Servlet 3.0 added the awesome and useful concept of the ServletContainerInitializer, but this introduced a critical problem. There is no longer any way to create code guaranteed to run before anything else. First, a ServletContainerInitializer will always run before any ServletContextListener is initialized, so you can't rely on a ServletContextListener to run your critical startup code. I thought that a ServletContainerInitializer would run in the order of its web-fragment (either in web-fragment.xml or in web.xml), but I was wrong. The spec makes no such guarantee. Initializers are guaranteed nothing more than a random execution order. Because of this, it is impossible to guarantee that critical startup code will always run first.

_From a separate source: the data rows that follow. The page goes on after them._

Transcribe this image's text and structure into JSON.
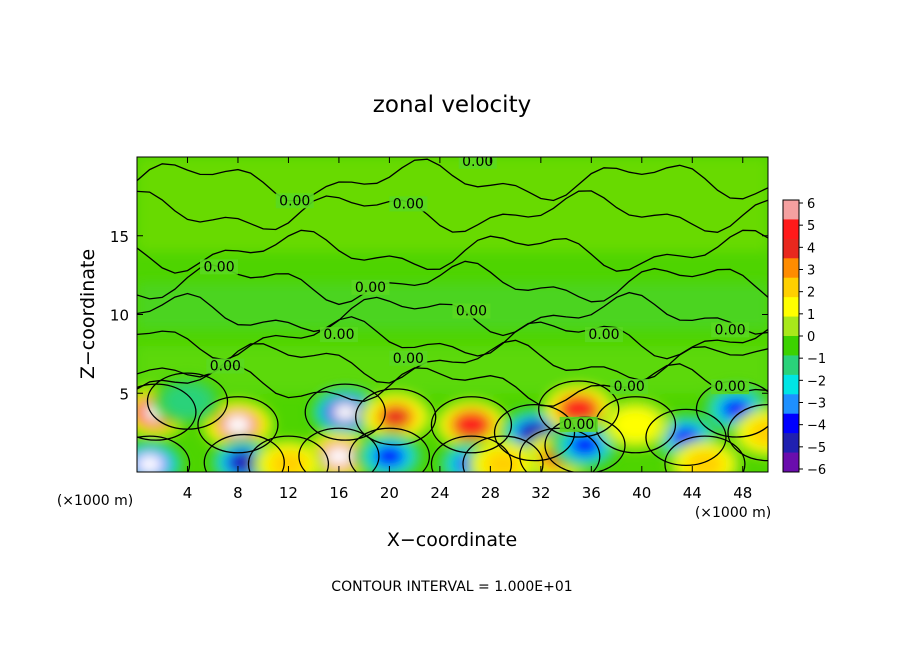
{
  "chart_data": {
    "type": "heatmap",
    "title": "zonal velocity",
    "xlabel": "X−coordinate",
    "ylabel": "Z−coordinate",
    "x_unit_left": "(×1000 m)",
    "x_unit_right": "(×1000 m)",
    "footer": "CONTOUR INTERVAL = 1.000E+01",
    "xlim": [
      0,
      50
    ],
    "ylim": [
      0,
      20
    ],
    "x_ticks": [
      4,
      8,
      12,
      16,
      20,
      24,
      28,
      32,
      36,
      40,
      44,
      48
    ],
    "y_ticks": [
      5,
      10,
      15
    ],
    "colorbar": {
      "ticks": [
        6,
        5,
        4,
        3,
        2,
        1,
        0,
        -1,
        -2,
        -3,
        -4,
        -5,
        -6
      ],
      "range": [
        -6,
        6
      ],
      "colors": [
        "#f4a0a0",
        "#ff1a1a",
        "#e8281e",
        "#ff8c00",
        "#ffd000",
        "#ffff00",
        "#a8e81a",
        "#3cd200",
        "#2ad27a",
        "#00e5e5",
        "#1e90ff",
        "#0000ff",
        "#2020b0",
        "#6a0dad"
      ]
    },
    "contour_labels": [
      {
        "text": "0.00",
        "x": 27,
        "z": 19.5
      },
      {
        "text": "0.00",
        "x": 21.5,
        "z": 16.8
      },
      {
        "text": "0.00",
        "x": 12.5,
        "z": 17.0
      },
      {
        "text": "0.00",
        "x": 6.5,
        "z": 12.8
      },
      {
        "text": "0.00",
        "x": 18.5,
        "z": 11.5
      },
      {
        "text": "0.00",
        "x": 26.5,
        "z": 10.0
      },
      {
        "text": "0.00",
        "x": 16.0,
        "z": 8.5
      },
      {
        "text": "0.00",
        "x": 21.5,
        "z": 7.0
      },
      {
        "text": "0.00",
        "x": 37.0,
        "z": 8.5
      },
      {
        "text": "0.00",
        "x": 47.0,
        "z": 8.8
      },
      {
        "text": "0.00",
        "x": 7.0,
        "z": 6.5
      },
      {
        "text": "0.00",
        "x": 39.0,
        "z": 5.2
      },
      {
        "text": "0.00",
        "x": 47.0,
        "z": 5.2
      },
      {
        "text": "0.00",
        "x": 35.0,
        "z": 2.8
      }
    ],
    "blobs": [
      {
        "x": 1.5,
        "z": 3.8,
        "v": 5.5
      },
      {
        "x": 1.0,
        "z": 0.5,
        "v": -5.0
      },
      {
        "x": 8.0,
        "z": 3.0,
        "v": 5.0
      },
      {
        "x": 8.5,
        "z": 0.6,
        "v": -4.5
      },
      {
        "x": 16.5,
        "z": 3.8,
        "v": -5.5
      },
      {
        "x": 16.0,
        "z": 1.0,
        "v": 5.0
      },
      {
        "x": 20.5,
        "z": 3.5,
        "v": 4.0
      },
      {
        "x": 20.0,
        "z": 1.0,
        "v": -3.5
      },
      {
        "x": 26.5,
        "z": 3.0,
        "v": 4.5
      },
      {
        "x": 26.5,
        "z": 0.5,
        "v": -4.0
      },
      {
        "x": 31.5,
        "z": 2.5,
        "v": -4.5
      },
      {
        "x": 33.5,
        "z": 1.0,
        "v": 3.5
      },
      {
        "x": 35.0,
        "z": 4.0,
        "v": 4.5
      },
      {
        "x": 35.5,
        "z": 1.7,
        "v": -4.0
      },
      {
        "x": 43.5,
        "z": 2.2,
        "v": -3.5
      },
      {
        "x": 45.0,
        "z": 0.5,
        "v": 3.0
      },
      {
        "x": 47.5,
        "z": 4.0,
        "v": -3.5
      },
      {
        "x": 50.0,
        "z": 2.5,
        "v": 3.0
      },
      {
        "x": 12.0,
        "z": 0.5,
        "v": 2.5
      },
      {
        "x": 4.0,
        "z": 4.5,
        "v": -2.0
      },
      {
        "x": 39.5,
        "z": 3.0,
        "v": 2.0
      },
      {
        "x": 29.0,
        "z": 0.5,
        "v": 3.0
      }
    ]
  }
}
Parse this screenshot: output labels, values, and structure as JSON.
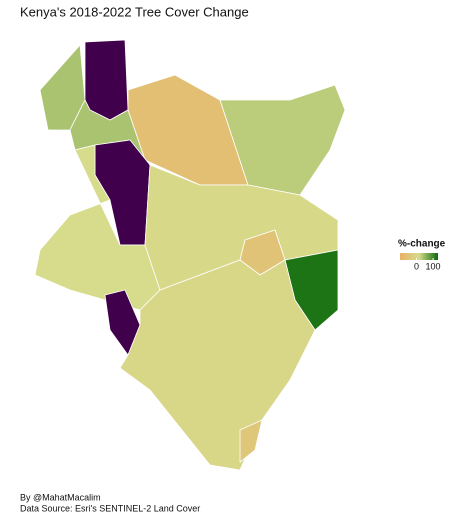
{
  "title": "Kenya's 2018-2022 Tree Cover Change",
  "legend": {
    "title": "%-change",
    "range": [
      -100,
      130
    ],
    "ticks": [
      0,
      100
    ],
    "colors": [
      "#e8b066",
      "#d6dc8c",
      "#0a6a0a"
    ],
    "na_color": "#40004b"
  },
  "regions": {
    "values": [
      40,
      null,
      -60,
      30,
      null,
      15,
      null,
      5,
      -50,
      120,
      0,
      -40
    ]
  },
  "credits": {
    "author": "By @MahatMacalim",
    "source": "Data Source: Esri's SENTINEL-2 Land Cover"
  }
}
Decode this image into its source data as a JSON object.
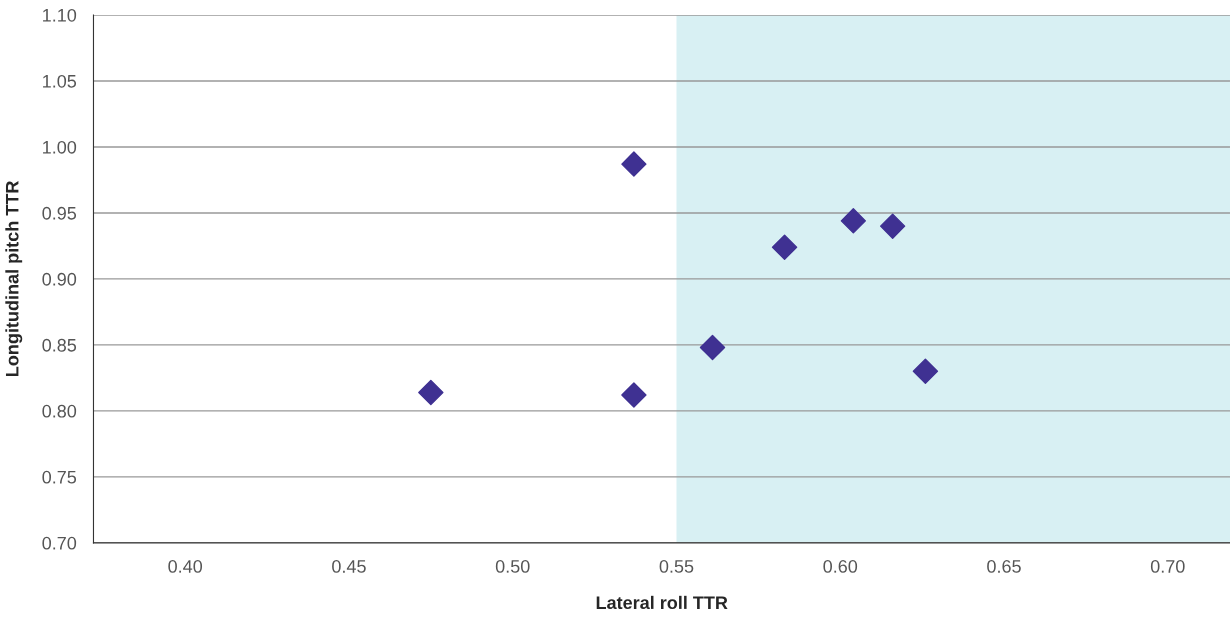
{
  "chart_data": {
    "type": "scatter",
    "xlabel": "Lateral roll TTR",
    "ylabel": "Longitudinal pitch TTR",
    "series": [
      {
        "color": "#3f3192",
        "x": [
          0.475,
          0.537,
          0.537,
          0.561,
          0.583,
          0.604,
          0.616,
          0.626
        ],
        "values": [
          0.814,
          0.812,
          0.987,
          0.848,
          0.924,
          0.944,
          0.94,
          0.83
        ]
      }
    ],
    "marker": "diamond",
    "xlim": [
      0.372,
      0.719
    ],
    "xticks": [
      {
        "value": 0.4,
        "label": "0.40"
      },
      {
        "value": 0.45,
        "label": "0.45"
      },
      {
        "value": 0.5,
        "label": "0.50"
      },
      {
        "value": 0.55,
        "label": "0.55"
      },
      {
        "value": 0.6,
        "label": "0.60"
      },
      {
        "value": 0.65,
        "label": "0.65"
      },
      {
        "value": 0.7,
        "label": "0.70"
      }
    ],
    "ylim": [
      0.7,
      1.1
    ],
    "yticks": [
      {
        "value": 0.7,
        "label": "0.70"
      },
      {
        "value": 0.75,
        "label": "0.75"
      },
      {
        "value": 0.8,
        "label": "0.80"
      },
      {
        "value": 0.85,
        "label": "0.85"
      },
      {
        "value": 0.9,
        "label": "0.90"
      },
      {
        "value": 0.95,
        "label": "0.95"
      },
      {
        "value": 1.0,
        "label": "1.00"
      },
      {
        "value": 1.05,
        "label": "1.05"
      },
      {
        "value": 1.1,
        "label": "1.10"
      }
    ],
    "bands": [
      {
        "axis": "x",
        "from": 0.55,
        "to": 0.719,
        "color": "#d8f0f3"
      }
    ],
    "grid": "y"
  }
}
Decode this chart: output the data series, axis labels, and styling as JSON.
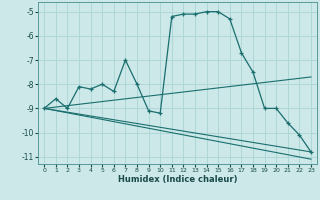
{
  "xlabel": "Humidex (Indice chaleur)",
  "bg_color": "#cce8e8",
  "grid_color": "#aad4d4",
  "line_color": "#1a6e6e",
  "xlim": [
    -0.5,
    23.5
  ],
  "ylim": [
    -11.3,
    -4.6
  ],
  "yticks": [
    -11,
    -10,
    -9,
    -8,
    -7,
    -6,
    -5
  ],
  "xticks": [
    0,
    1,
    2,
    3,
    4,
    5,
    6,
    7,
    8,
    9,
    10,
    11,
    12,
    13,
    14,
    15,
    16,
    17,
    18,
    19,
    20,
    21,
    22,
    23
  ],
  "series1_x": [
    0,
    1,
    2,
    3,
    4,
    5,
    6,
    7,
    8,
    9,
    10,
    11,
    12,
    13,
    14,
    15,
    16,
    17,
    18,
    19,
    20,
    21,
    22,
    23
  ],
  "series1_y": [
    -9.0,
    -8.6,
    -9.0,
    -8.1,
    -8.2,
    -8.0,
    -8.3,
    -7.0,
    -8.0,
    -9.1,
    -9.2,
    -5.2,
    -5.1,
    -5.1,
    -5.0,
    -5.0,
    -5.3,
    -6.7,
    -7.5,
    -9.0,
    -9.0,
    -9.6,
    -10.1,
    -10.8
  ],
  "series2_x": [
    0,
    23
  ],
  "series2_y": [
    -9.0,
    -7.7
  ],
  "series3_x": [
    0,
    23
  ],
  "series3_y": [
    -9.0,
    -10.8
  ],
  "series4_x": [
    0,
    23
  ],
  "series4_y": [
    -9.0,
    -11.1
  ]
}
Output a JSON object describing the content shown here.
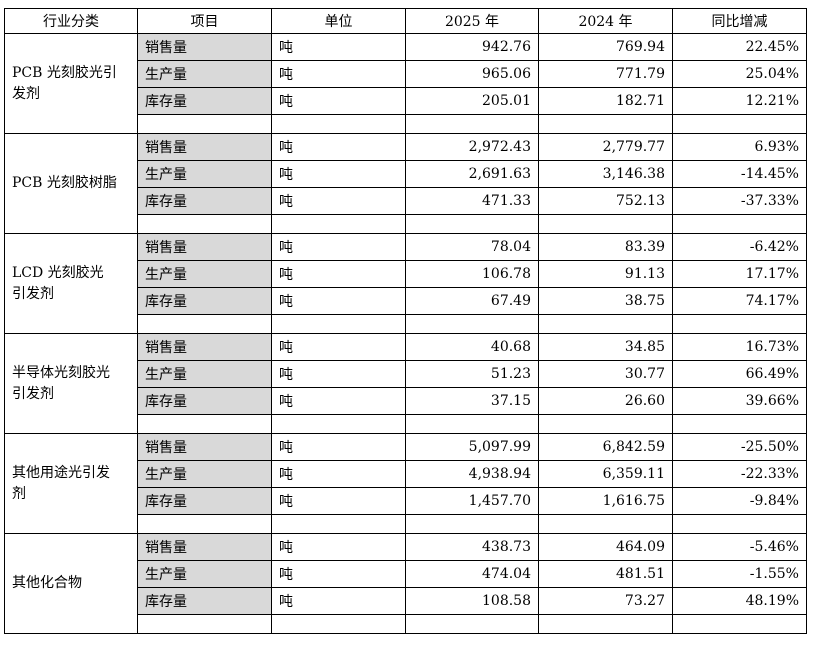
{
  "table": {
    "header": [
      "行业分类",
      "项目",
      "单位",
      "2025 年",
      "2024 年",
      "同比增减"
    ],
    "groups": [
      {
        "category": "PCB 光刻胶光引发剂",
        "rows": [
          [
            "销售量",
            "吨",
            "942.76",
            "769.94",
            "22.45%"
          ],
          [
            "生产量",
            "吨",
            "965.06",
            "771.79",
            "25.04%"
          ],
          [
            "库存量",
            "吨",
            "205.01",
            "182.71",
            "12.21%"
          ]
        ]
      },
      {
        "category": "PCB 光刻胶树脂",
        "rows": [
          [
            "销售量",
            "吨",
            "2,972.43",
            "2,779.77",
            "6.93%"
          ],
          [
            "生产量",
            "吨",
            "2,691.63",
            "3,146.38",
            "-14.45%"
          ],
          [
            "库存量",
            "吨",
            "471.33",
            "752.13",
            "-37.33%"
          ]
        ]
      },
      {
        "category": "LCD 光刻胶光引发剂",
        "rows": [
          [
            "销售量",
            "吨",
            "78.04",
            "83.39",
            "-6.42%"
          ],
          [
            "生产量",
            "吨",
            "106.78",
            "91.13",
            "17.17%"
          ],
          [
            "库存量",
            "吨",
            "67.49",
            "38.75",
            "74.17%"
          ]
        ]
      },
      {
        "category": "半导体光刻胶光引发剂",
        "rows": [
          [
            "销售量",
            "吨",
            "40.68",
            "34.85",
            "16.73%"
          ],
          [
            "生产量",
            "吨",
            "51.23",
            "30.77",
            "66.49%"
          ],
          [
            "库存量",
            "吨",
            "37.15",
            "26.60",
            "39.66%"
          ]
        ]
      },
      {
        "category": "其他用途光引发剂",
        "rows": [
          [
            "销售量",
            "吨",
            "5,097.99",
            "6,842.59",
            "-25.50%"
          ],
          [
            "生产量",
            "吨",
            "4,938.94",
            "6,359.11",
            "-22.33%"
          ],
          [
            "库存量",
            "吨",
            "1,457.70",
            "1,616.75",
            "-9.84%"
          ]
        ]
      },
      {
        "category": "其他化合物",
        "rows": [
          [
            "销售量",
            "吨",
            "438.73",
            "464.09",
            "-5.46%"
          ],
          [
            "生产量",
            "吨",
            "474.04",
            "481.51",
            "-1.55%"
          ],
          [
            "库存量",
            "吨",
            "108.58",
            "73.27",
            "48.19%"
          ]
        ]
      }
    ]
  }
}
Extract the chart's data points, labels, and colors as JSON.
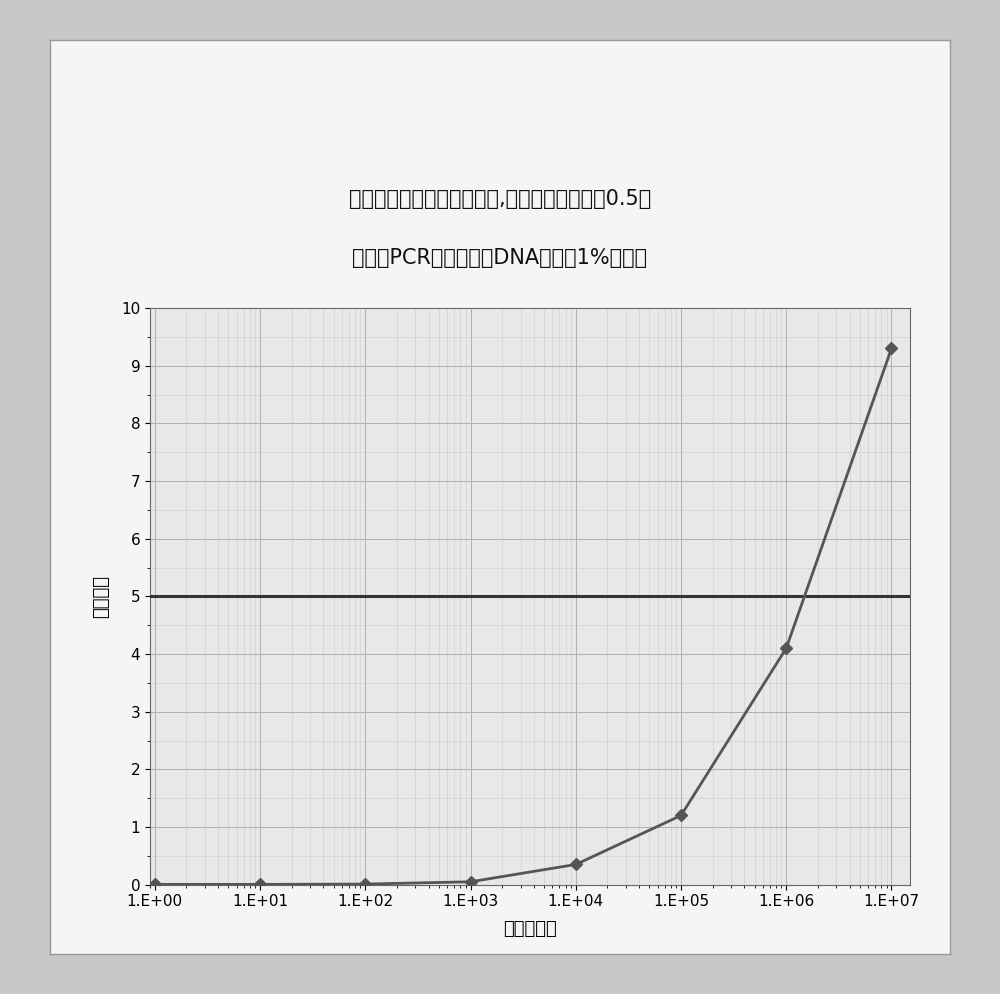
{
  "title_line1": "隔室数量所实现的标准偏差,用于在填充系数为0.5时",
  "title_line2": "在数字PCR实验中辨别DNA浓度中1%的差异",
  "xlabel": "隔室的数量",
  "ylabel": "标准偏差",
  "curve_x": [
    1,
    10,
    100,
    1000,
    10000,
    100000,
    1000000,
    10000000
  ],
  "curve_y": [
    0.005,
    0.005,
    0.01,
    0.05,
    0.35,
    1.2,
    4.1,
    9.3
  ],
  "hline_y": 5.0,
  "ylim": [
    0,
    10
  ],
  "yticks": [
    0,
    1,
    2,
    3,
    4,
    5,
    6,
    7,
    8,
    9,
    10
  ],
  "xtick_labels": [
    "1.E+00",
    "1.E+01",
    "1.E+02",
    "1.E+03",
    "1.E+04",
    "1.E+05",
    "1.E+06",
    "1.E+07"
  ],
  "curve_color": "#555555",
  "hline_color": "#333333",
  "grid_major_color": "#b0b0b0",
  "grid_minor_color": "#cccccc",
  "plot_bg_color": "#e8e8e8",
  "inner_box_color": "#f5f5f5",
  "outer_bg_color": "#c8c8c8",
  "marker": "D",
  "marker_size": 6,
  "title_fontsize": 15,
  "axis_label_fontsize": 13,
  "tick_fontsize": 11
}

Some containers appear to abide by the web-fragment order any. For example, Tomcat, TomEE, and JBoss definitely order initializers according to their web-fragment order (this is confirmed in code), while WebLogic and WebSphere appear to order them the same way (they are closed source, so this can't be completely confirmed, but the behavior is consistent). However, GlassFish, Jetty, and Resin order initializers in the order they are returned from the ClassLoader.
The execution of an ServletContainerInitializer should be ordered according to its web-fragment order. Alternatively a separate ordering mechanism could be specified, but this would seem to be unnecessary and burdensome. Furthermore, I think the committee should encourage (though obviously it cannot require) existing 3.0 and 3.1 implementations to apply this change retroactively, since it doesn't change the API.
Failing to require a predictable and controllable order for initializers is a serious oversight in the spec and represents a regression from 2.5, where it was possible to write code guaranteed to always run first.